Tornando alla riunione del venerdì, non si capisce quale sia lo scopo reale, dato che noi quattro lavoriamo davvero a stretto contatto (oltre che in un quadrilatero di 3 metri per 3) e le novità ce le comunichiamo con una certo tempismo, però Robert è fissato con questa pagliacciata il che rende la faccenda della puntualità, il venerdì mattina, maledettamente importante.

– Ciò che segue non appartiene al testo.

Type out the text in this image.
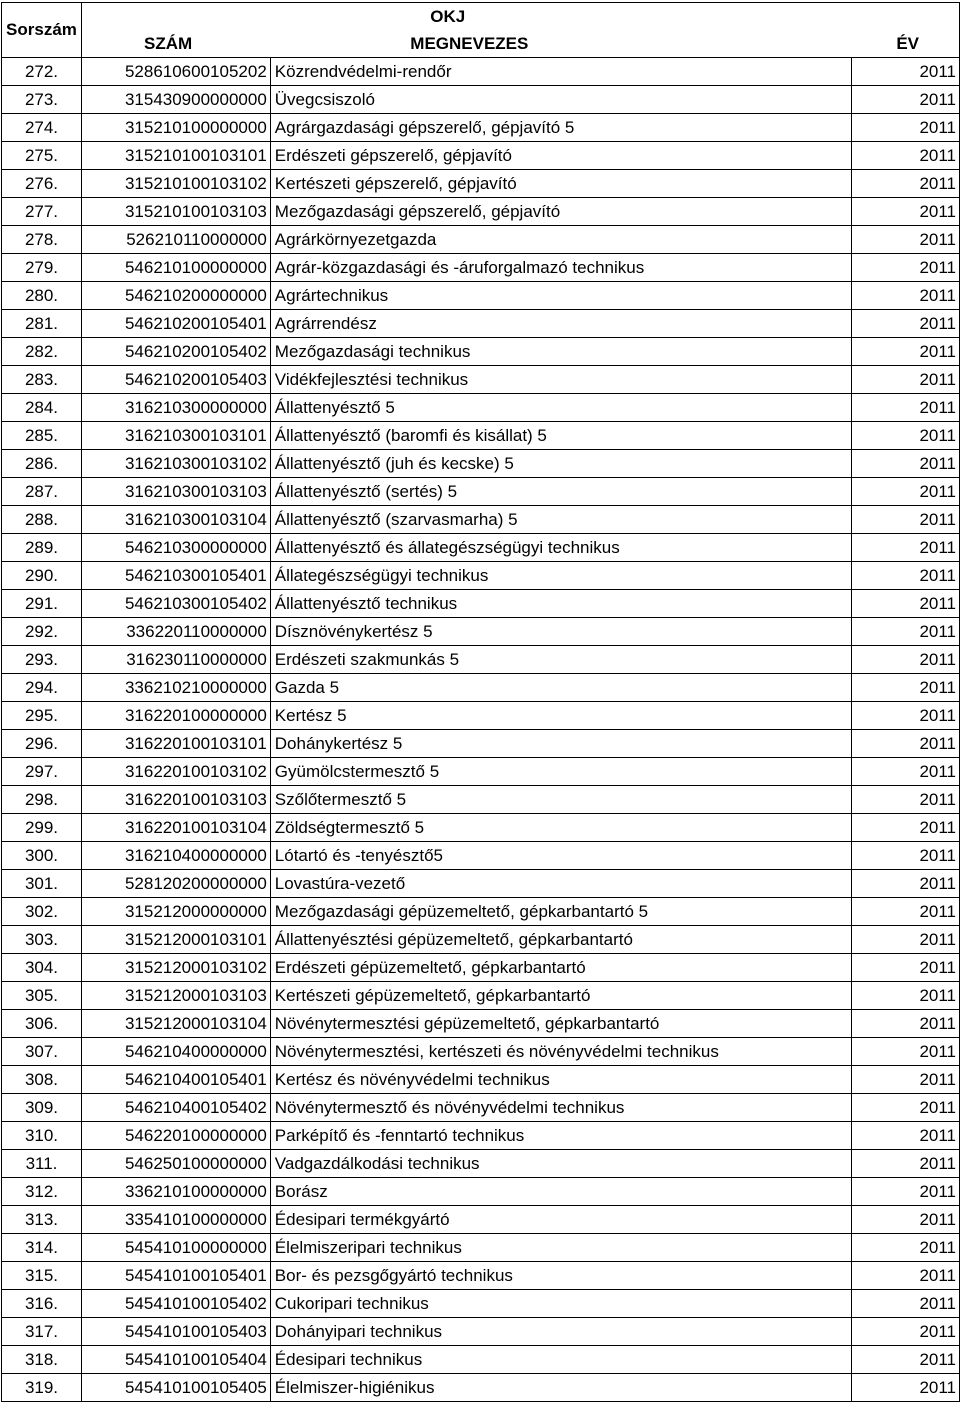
Sorszám		OKJ	
	SZÁM	MEGNEVEZES	ÉV
272.	528610600105202	Közrendvédelmi-rendőr	2011
273.	315430900000000	Üvegcsiszoló	2011
274.	315210100000000	Agrárgazdasági gépszerelő, gépjavító 5	2011
275.	315210100103101	Erdészeti gépszerelő, gépjavító	2011
276.	315210100103102	Kertészeti gépszerelő, gépjavító	2011
277.	315210100103103	Mezőgazdasági gépszerelő, gépjavító	2011
278.	526210110000000	Agrárkörnyezetgazda	2011
279.	546210100000000	Agrár-közgazdasági és -áruforgalmazó technikus	2011
280.	546210200000000	Agrártechnikus	2011
281.	546210200105401	Agrárrendész	2011
282.	546210200105402	Mezőgazdasági technikus	2011
283.	546210200105403	Vidékfejlesztési technikus	2011
284.	316210300000000	Állattenyésztő 5	2011
285.	316210300103101	Állattenyésztő (baromfi és kisállat) 5	2011
286.	316210300103102	Állattenyésztő (juh és kecske) 5	2011
287.	316210300103103	Állattenyésztő (sertés) 5	2011
288.	316210300103104	Állattenyésztő (szarvasmarha) 5	2011
289.	546210300000000	Állattenyésztő és állategészségügyi technikus	2011
290.	546210300105401	Állategészségügyi technikus	2011
291.	546210300105402	Állattenyésztő technikus	2011
292.	336220110000000	Dísznövénykertész 5	2011
293.	316230110000000	Erdészeti szakmunkás 5	2011
294.	336210210000000	Gazda 5	2011
295.	316220100000000	Kertész 5	2011
296.	316220100103101	Dohánykertész 5	2011
297.	316220100103102	Gyümölcstermesztő 5	2011
298.	316220100103103	Szőlőtermesztő 5	2011
299.	316220100103104	Zöldségtermesztő 5	2011
300.	316210400000000	Lótartó és -tenyésztő5	2011
301.	528120200000000	Lovastúra-vezető	2011
302.	315212000000000	Mezőgazdasági gépüzemeltető, gépkarbantartó 5	2011
303.	315212000103101	Állattenyésztési gépüzemeltető, gépkarbantartó	2011
304.	315212000103102	Erdészeti gépüzemeltető, gépkarbantartó	2011
305.	315212000103103	Kertészeti gépüzemeltető, gépkarbantartó	2011
306.	315212000103104	Növénytermesztési gépüzemeltető, gépkarbantartó	2011
307.	546210400000000	Növénytermesztési, kertészeti és növényvédelmi technikus	2011
308.	546210400105401	Kertész és növényvédelmi technikus	2011
309.	546210400105402	Növénytermesztő és növényvédelmi technikus	2011
310.	546220100000000	Parképítő és -fenntartó technikus	2011
311.	546250100000000	Vadgazdálkodási technikus	2011
312.	336210100000000	Borász	2011
313.	335410100000000	Édesipari termékgyártó	2011
314.	545410100000000	Élelmiszeripari technikus	2011
315.	545410100105401	Bor- és pezsgőgyártó technikus	2011
316.	545410100105402	Cukoripari technikus	2011
317.	545410100105403	Dohányipari technikus	2011
318.	545410100105404	Édesipari technikus	2011
319.	545410100105405	Élelmiszer-higiénikus	2011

Arrivo trafelata alle otto meno dieci, sono distrutta ma mi aggrappo disperatamente alla consapevolezza che è venerdì e che se è vero che c’è la riunione è anche vero che Robert evaporerà dall’ufficio alle tre e a quel punto il week end acquisterà un sapore più reale.

Come al solito non c’è niente su cui aggiornarsi che già non ci siamo comunicati nei giorni precedenti, perciò prendo svogliatamente appunti delle trite indicazioni di Robert e cerco di non addormentarmi mentre Josh si lancia in un appassionato report sullo stato di avanzamento del progetto su cui lavora.

Alle otto e mezza siamo di nuovo ognuno davanti al suo computer e io scrivo qualche email di buon giorno ai miei amici, consapevole che, almeno prima di un’ora, nessuno controllerà la posta dell’ufficio.

Poco dopo arriva Barbara ed esco per raggiungerla: ha un’aria tremendamente abbattuta. Di colpo, mi torna in mente la faccenda della riunione.

“Come mai sei così mogia?” Le chiedo mentre facciamo la fila per ordinare i cappuccini.

“Lascia perdere, stamattina è una catastrofe. Stanotte non ho chiuso occhio, morivo di caldo e penso di avere la febbre; mi è tornato pure quel dolore al ginocchio…” Fin qui è tutto nella norma: Barbara è ipocondriaca e, stando a quello che dice, non dorme mai la notte e muore sempre di caldo. Il dolore al ginocchio, invece,  è una novità: potrebbe essere la somatizzazione di qualche bega lavorativa.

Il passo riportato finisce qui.